Tunisie. 1968, un printemps rebelle

Tunisie. 1968, un printemps rebelle

Que reste-t-il du “Mars 68” tunisien ? Le site tunisien Leaders évoquait cette“époque impitoyable qu’a vécue la gauche tunisienne dans les années soixante”, à l’occasion de la sortie en 2013 du documentaire La Mémoire noire. Le réalisateur, Hichem Ben Ammar, “a essayé, à travers une série de quatre témoignages, de faire revivre les atrocités commises par Bourguiba envers Perspectives et le mouvement de gauche créé en 1963 [à la résidence universitaire d’Antony] à Paris. Entre les arrestations spectaculaires et les procès politiques retentissants, les militants de gauche en ont vu de toutes les couleurs.”

Ces militants seront surnommés les “perspectivistes”, du nom de la revue Perspectives tunisiennes, publiée par le Groupe d’étude et d’action socialiste tunisien (Geast). Ils tentent d’analyser la situation de leur pays et de proposer des solutions de remplacement au pouvoir autoritaire de Habib Bourguiba et de son parti, le Néo-Destour, au cœur de la lutte pour l’indépendance dès les années 1930 et à la tête du pays de 1957 à 1987.

Un symbole de résistance à la dictature

Jusqu’au début des années 1960, l’Union générale des étudiants de Tunisie (Uget) offrait un espace d’expression ouvert aux débats avant d’être progressivement noyautée par les fidèles du régime. Alors que les perspectivistes, ancrés à gauche, sont très critiques à l’égard du parti au pouvoir. À partir de 1965, les grèves et les manifestations se succèdent et sont violemment réprimées. Le mouvement se mobilise aussi pour des causes régionales et internationales. Début juin 1967, durant la guerre israélo-arabe des Six-Jours (5-10 juin), il manifeste sa solidarité avec le peuple palestinien. Des attaques menées contre les ambassades anglaise et américaine et contre le quartier juif de Lafayette, dans le centre de Tunis, déstabilisent le mouvement. Les tensions entre les autorités et les contestataires se durcissent. En janvier 1968, à l’occasion de la visite du vice-président américain Hubert Humphrey, les étudiants tunisiens descendent dans la rue pour dénoncer la complicité de l’impérialisme anglo-américain avec le sionisme et aussi pour affirmer leur solidarité avec le peuple vietnamien.

La répression est de plus en plus forte, comme en témoignera le philosophe Michel Foucault, qui vivait à cette époque en Tunisie en tant que professeur invité à la faculté de lettres de Tunis, et dont des élèves participaient au mouvement.

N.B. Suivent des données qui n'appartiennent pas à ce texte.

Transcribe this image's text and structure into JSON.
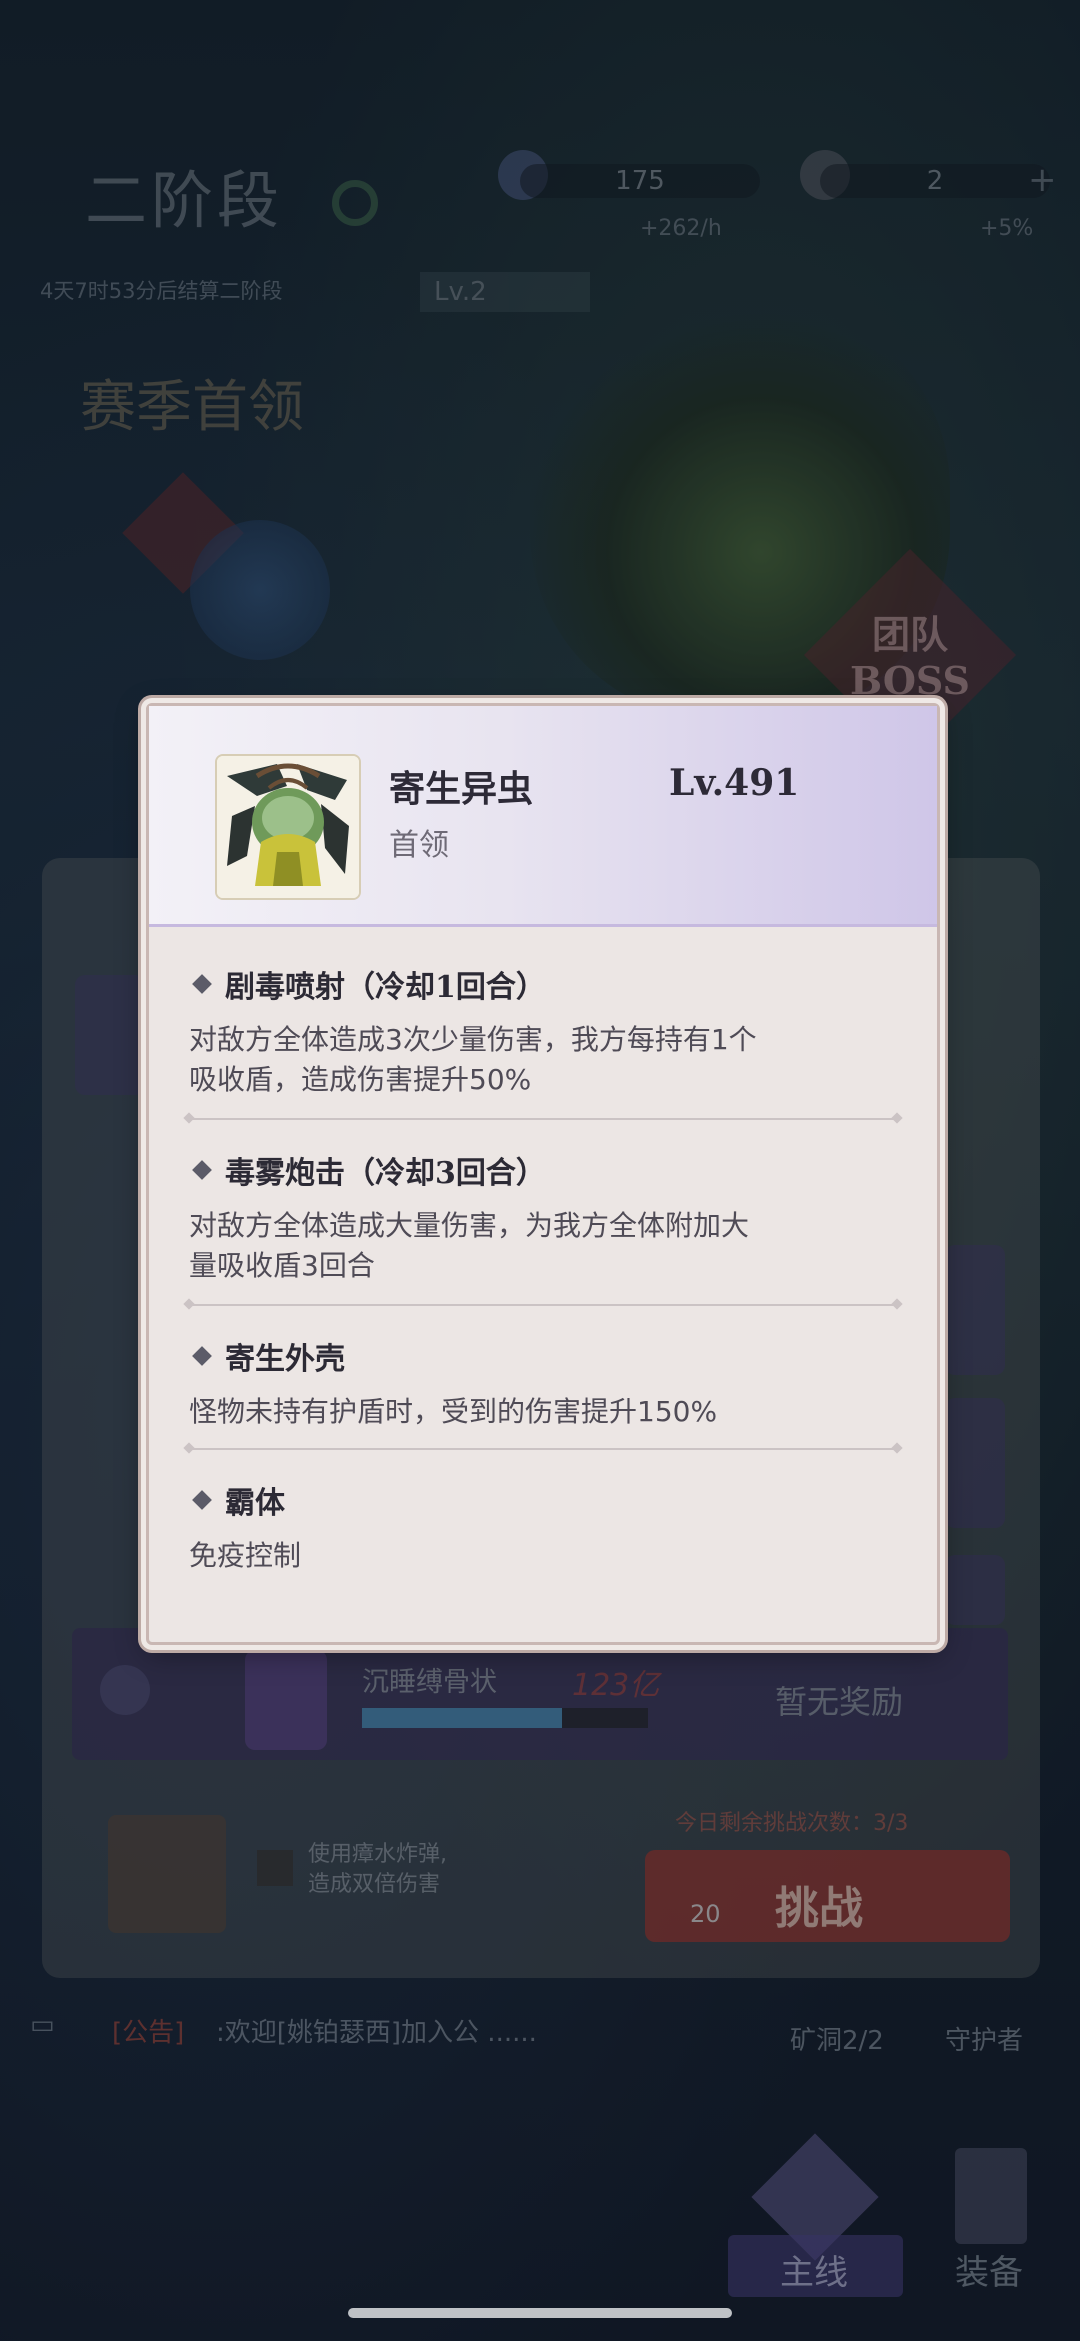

La mobilisation ne faiblit pas. Une grève générale est lancée le 15 mars pour exiger la libération des détenus. La répression est plus forte que jamais. À l’aube du 20 mars, l’arrestation de plus de 100 militants qui seront condamnés à de lourdes peines de prison va freiner le mouvement, qui perd de son élan sans avoir réussi à toucher les travailleurs. Ces derniers, quoique au centre du discours politique et social des perspectivistes, sont fidèles à leur syndicat, l’Union générale tunisienne du travail, et ne rejoignent pas les rangs des contestataires. Pour les Tunisiens, “Mars 68” restera un symbole de résistance à la dictature.